Several supporters of the DREAM Act addressed the assembly about the issue at both last night’s and last week’s meetings, encouraging representatives to vote in favor of the resolution.
Laura Sanders, a lecturer in the School of Social Work and founder of an interfaith coalition for immigrant rights, stressed the importance of the cause at MSA’s meeting last week.
“The whole issue of immigration is really at the forefront of our human rights and civil rights movements right now,” she said. “We don’t really realize how under attack our immigrant community is, and you can really change that. You can really have a voice as Michigan students.”
The proposal was originally brought before the assembly last week but was tabled until this week because the meeting ran too long.
The DREAM Act applies to students with “good moral character” who arrived in the United States before turning 16, lived in the country for at least five years and graduated from high school or earned a General Education Development diploma. After high school graduation, individuals are required to serve in the military or attend college for at least two years, according to the Library of Congress website.

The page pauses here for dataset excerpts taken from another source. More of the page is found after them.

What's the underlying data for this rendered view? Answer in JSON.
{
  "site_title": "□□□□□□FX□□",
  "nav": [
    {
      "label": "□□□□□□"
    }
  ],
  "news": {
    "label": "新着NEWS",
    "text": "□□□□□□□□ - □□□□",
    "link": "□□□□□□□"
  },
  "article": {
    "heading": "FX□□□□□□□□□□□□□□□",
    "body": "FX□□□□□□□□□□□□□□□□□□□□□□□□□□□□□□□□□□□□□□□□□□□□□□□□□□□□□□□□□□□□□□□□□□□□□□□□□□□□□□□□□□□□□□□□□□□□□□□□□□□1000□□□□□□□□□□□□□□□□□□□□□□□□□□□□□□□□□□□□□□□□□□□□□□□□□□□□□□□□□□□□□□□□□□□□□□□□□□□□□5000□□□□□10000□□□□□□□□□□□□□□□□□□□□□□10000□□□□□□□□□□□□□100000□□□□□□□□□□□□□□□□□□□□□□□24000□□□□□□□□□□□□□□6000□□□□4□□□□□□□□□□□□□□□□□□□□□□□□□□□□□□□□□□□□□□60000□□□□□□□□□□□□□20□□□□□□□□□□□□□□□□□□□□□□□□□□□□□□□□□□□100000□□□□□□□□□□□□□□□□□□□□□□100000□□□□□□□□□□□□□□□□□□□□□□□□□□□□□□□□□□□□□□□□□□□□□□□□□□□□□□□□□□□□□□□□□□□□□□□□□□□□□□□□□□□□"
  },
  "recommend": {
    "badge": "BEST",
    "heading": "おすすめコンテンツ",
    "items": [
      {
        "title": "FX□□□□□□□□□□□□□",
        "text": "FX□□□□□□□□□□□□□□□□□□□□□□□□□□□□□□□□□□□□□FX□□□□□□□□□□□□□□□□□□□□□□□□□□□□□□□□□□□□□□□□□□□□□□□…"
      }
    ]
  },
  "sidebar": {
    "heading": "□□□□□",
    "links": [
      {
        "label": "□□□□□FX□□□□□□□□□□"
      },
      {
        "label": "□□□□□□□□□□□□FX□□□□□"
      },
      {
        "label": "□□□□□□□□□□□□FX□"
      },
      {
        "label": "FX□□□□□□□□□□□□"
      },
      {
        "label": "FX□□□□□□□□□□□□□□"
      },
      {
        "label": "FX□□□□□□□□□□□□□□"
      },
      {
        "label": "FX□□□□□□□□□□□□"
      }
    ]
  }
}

LSA senior Christine Rhee, president of Migrant and Immigrant Rights Awareness (MIRA), said the DREAM Act would help to provide financial relief for undocumented immigrants.
“So far a lot of undocumented students are just stalling or are deferring their acceptance letters or aren’t even considering going to higher universities just because of the fact that they have undocumented status and the fact that they can’t pay for out-of-state tuition, granted their whole lives were practically in the states that they wanted to apply to,” she said.
Mohammed said if the DREAM Act were to pass, it would help him finish college and earn a degree in social work.
“The one personal thing is that it would enable me to go to school and finish my degree, my master’s and bachelor’s, and then actually be able to give back to the community that I’ve pretty much grown up in my whole life,” he said.
Mohammed said he believes in students’ potential to make a difference in the passage of the legislation.
“One big role is just as a sign of unity. Everybody coming together and voicing support for it is one big definite step,” he said. “And another one would be going and actually lobbying on behalf of it as students and as people from the community.”
Stenvig echoed this sentiment, saying that universities play a critical role in passing this legislation.
“In particular, universities can play a big role because students are coming to administrations, who can say, ‘We need to do this to make it possible for (undocumented) students to be able to come here,’ ” she said. “And I think that’s really important.”
Even though several representatives who spoke against the resolution said they favored the overall concept of the DREAM Act, there was opposition due to the unstable nature of the bill.
Rackham Rep. Michael Benson, who did not vote in favor of the resolution, said he would encourage the assembly to follow the bill as it might change and to readdress the act in the fall.
“My main objection was the fact that we just approved something that we don’t know what the final form will be,” Benson said.